The events that unfolded in the days prior to the death of the unnamed narrator are deeply personal and revolve around survival and revenge. Each of the two Iraqi soldiers had already been at the war front for some time. Rahman had suffered severe injuries and was given leave, yet he refused to go home; in fact, he begged to stay. He remained at the front for one reason: Iranian missiles had struck his family home and killed his two brothers, Rahim and Qader. The narrator recalls once asking Rahman why he would not leave the army, when, in fact, no one wanted to be there. In response, Rahman points to a picture, which he always carried, telling the narrator, “This was Qader and this was Rahim . . . They pulled my mother out alive and grief killed her less than forty days after they had died.”[12] The narrator falls quiet and Rahman continues: “What about you? You thought that I’ve just gotten used to this lousy military salary, or that I came to fight for my flag, or—I don’t know—the motherland? . . . No, I didn’t lose any land to take back [. . .] I lost two people and I will take two people, with this very bayonet!”[13] With this statement, the possibility emerges of reading this text as a simple act of revenge, since Rahman never claims that he is fighting for Iraqi territorial claims or for a contemporary Qadisiyya.[14] He is a man who lost his family and wants nothing more than to avenge their deaths. In writing such a character, Abkenar adds a critical polyphonic element to the dominant depiction of Iraqi soldiers, one which humanizes them and allows readers to consider various motivations for going to war.

Once the action on which the story centers—the killing of the Iranian soldier and even Rahman’s presence at the war front—is revealed to be driven entirely by a personal desire for revenge, the ideology of the war loses its potency. This is taken a step further when both Iraqis recognize the similarity found between the fighters on both sides of the war. The narrator thinks back to a time when he and Rahman were together on the front:

At night, we would look out at the horizon that was brighter than all the nearby embankments. The ones that were further away were red with flames and a yellow light that seemed to flicker. The sounds of exploding mortar shells and missiles would go silent for a moment and we would suddenly realize what a clamor they had been making. Rahman would say, “Poor Naft-Shahr!”

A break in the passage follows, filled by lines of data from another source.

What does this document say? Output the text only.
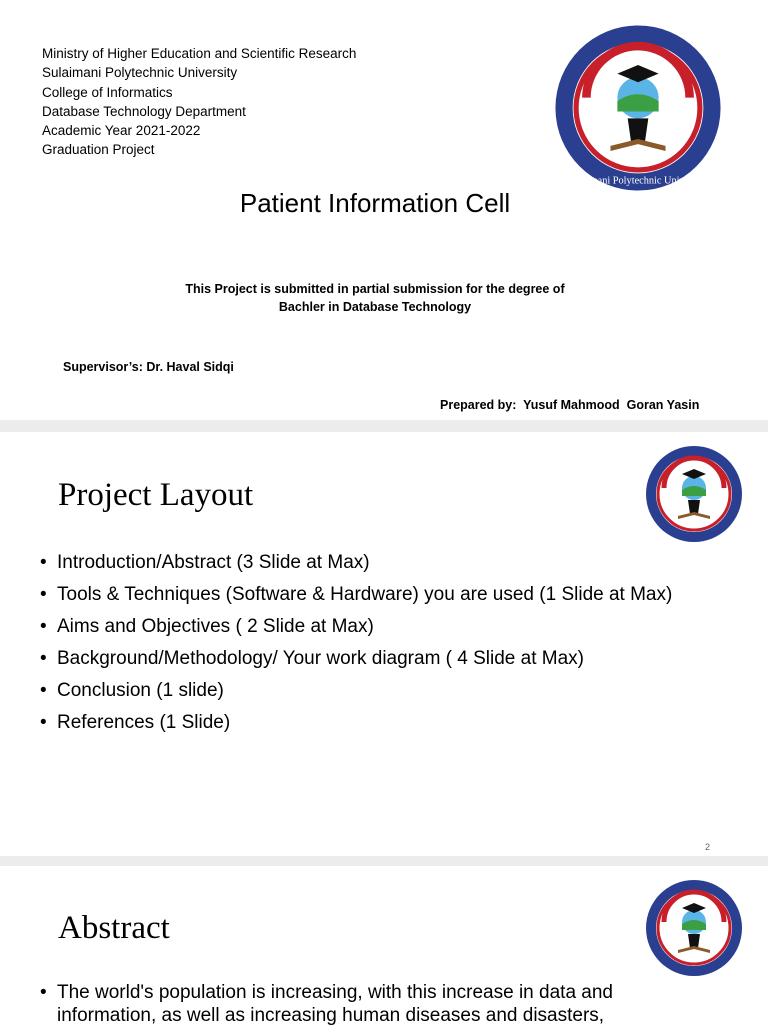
Ministry of Higher Education and Scientific Research
Sulaimani Polytechnic University
College of Informatics
Database Technology Department
Academic Year 2021-2022
Graduation Project
Sulaimani Polytechnic University
Patient Information Cell
This Project is submitted in partial submission for the degree of
Bachler in Database Technology
Supervisor’s: Dr. Haval Sidqi

Prepared by:  Yusuf Mahmood  Goran Yasin

Project Layout
• Introduction/Abstract (3 Slide at Max)
• Tools & Techniques (Software & Hardware) you are used (1 Slide at Max)
• Aims and Objectives ( 2 Slide at Max)
• Background/Methodology/ Your work diagram ( 4 Slide at Max)
• Conclusion (1 slide)
• References (1 Slide)
2
Abstract
• The world's population is increasing, with this increase in data and
information, as well as increasing human diseases and disasters,
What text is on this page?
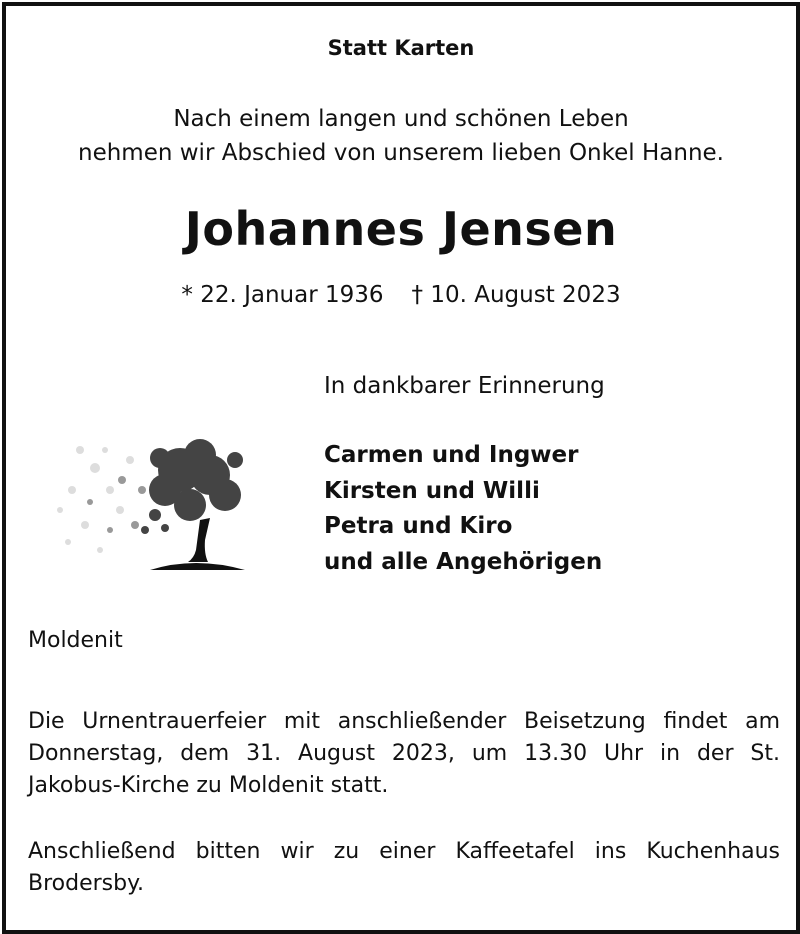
Statt Karten
Nach einem langen und schönen Leben
nehmen wir Abschied von unserem lieben Onkel Hanne.
Johannes Jensen
* 22. Januar 1936 † 10. August 2023
In dankbarer Erinnerung
Carmen und Ingwer
Kirsten und Willi
Petra und Kiro
und alle Angehörigen
Moldenit
Die Urnentrauerfeier mit anschließender Beisetzung findet am Donnerstag, dem 31. August 2023, um 13.30 Uhr in der St. Jakobus-Kirche zu Moldenit statt.
Anschließend bitten wir zu einer Kaffeetafel ins Kuchenhaus Brodersby.
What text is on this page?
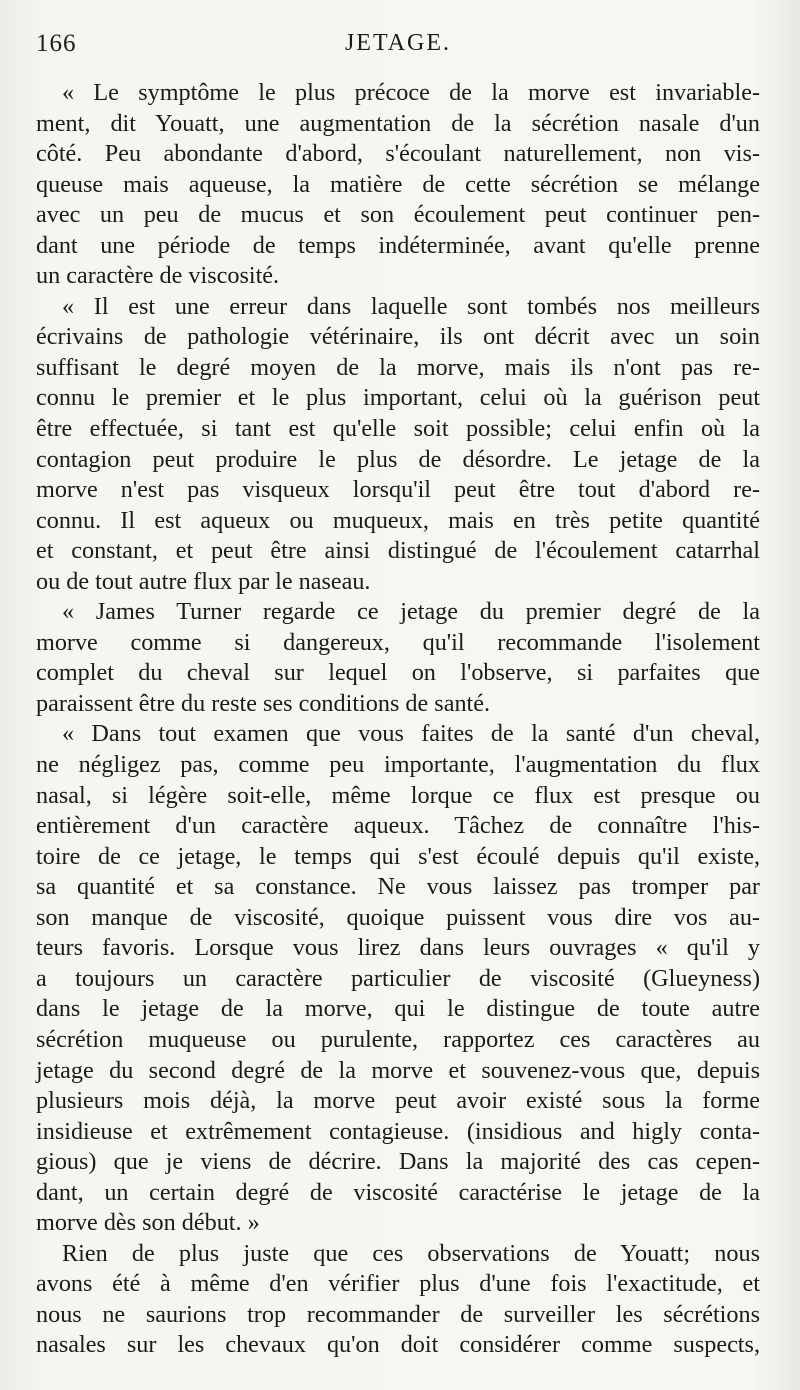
166	JETAGE.
« Le symptôme le plus précoce de la morve est invariable-
ment, dit Youatt, une augmentation de la sécrétion nasale d'un
côté. Peu abondante d'abord, s'écoulant naturellement, non vis-
queuse mais aqueuse, la matière de cette sécrétion se mélange
avec un peu de mucus et son écoulement peut continuer pen-
dant une période de temps indéterminée, avant qu'elle prenne
un caractère de viscosité.
« Il est une erreur dans laquelle sont tombés nos meilleurs
écrivains de pathologie vétérinaire, ils ont décrit avec un soin
suffisant le degré moyen de la morve, mais ils n'ont pas re-
connu le premier et le plus important, celui où la guérison peut
être effectuée, si tant est qu'elle soit possible; celui enfin où la
contagion peut produire le plus de désordre. Le jetage de la
morve n'est pas visqueux lorsqu'il peut être tout d'abord re-
connu. Il est aqueux ou muqueux, mais en très petite quantité
et constant, et peut être ainsi distingué de l'écoulement catarrhal
ou de tout autre flux par le naseau.
« James Turner regarde ce jetage du premier degré de la
morve comme si dangereux, qu'il recommande l'isolement
complet du cheval sur lequel on l'observe, si parfaites que
paraissent être du reste ses conditions de santé.
« Dans tout examen que vous faites de la santé d'un cheval,
ne négligez pas, comme peu importante, l'augmentation du flux
nasal, si légère soit-elle, même lorque ce flux est presque ou
entièrement d'un caractère aqueux. Tâchez de connaître l'his-
toire de ce jetage, le temps qui s'est écoulé depuis qu'il existe,
sa quantité et sa constance. Ne vous laissez pas tromper par
son manque de viscosité, quoique puissent vous dire vos au-
teurs favoris. Lorsque vous lirez dans leurs ouvrages « qu'il y
a toujours un caractère particulier de viscosité (Glueyness)
dans le jetage de la morve, qui le distingue de toute autre
sécrétion muqueuse ou purulente, rapportez ces caractères au
jetage du second degré de la morve et souvenez-vous que, depuis
plusieurs mois déjà, la morve peut avoir existé sous la forme
insidieuse et extrêmement contagieuse. (insidious and higly conta-
gious) que je viens de décrire. Dans la majorité des cas cepen-
dant, un certain degré de viscosité caractérise le jetage de la
morve dès son début. »
Rien de plus juste que ces observations de Youatt; nous
avons été à même d'en vérifier plus d'une fois l'exactitude, et
nous ne saurions trop recommander de surveiller les sécrétions
nasales sur les chevaux qu'on doit considérer comme suspects,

I would say, “Yeah, but they’re probably saying the same thing.”

“They’re also right,” he would say.[15]

This position reveals itself in multiple moments throughout the story, attacking the binary system around which the official narrative revolves.[16] Within these moments, the war emerges as a conflict driven by a tautological logic of revenge—killing the enemy only because he killed one of your own—with both sides seemingly motivated by the same logic. Taken one step further, the parity between both sides culminates in the story’s final lines, as the narrator records his last word—a desperate plea for anyone who finds him to give him water:

I’m alive, but I’ve fallen asleep from thirst. If you throw a bucket of water on my face, I’ll come to life and drink, I’ll drink the water . . . It’s warm here, burning, fire . . . I’m your friend. I like you, whoever you are. I’ve written this in your language so that you know I haven’t died. I am alive, but I’ve just lost my dog tag. Arab or ‘Ajam, what difference does it make?  I am thirsty. Your canteen is full of water. Gently wake me. I’ve forgotten my name. Call me ‘Rahman.’[17]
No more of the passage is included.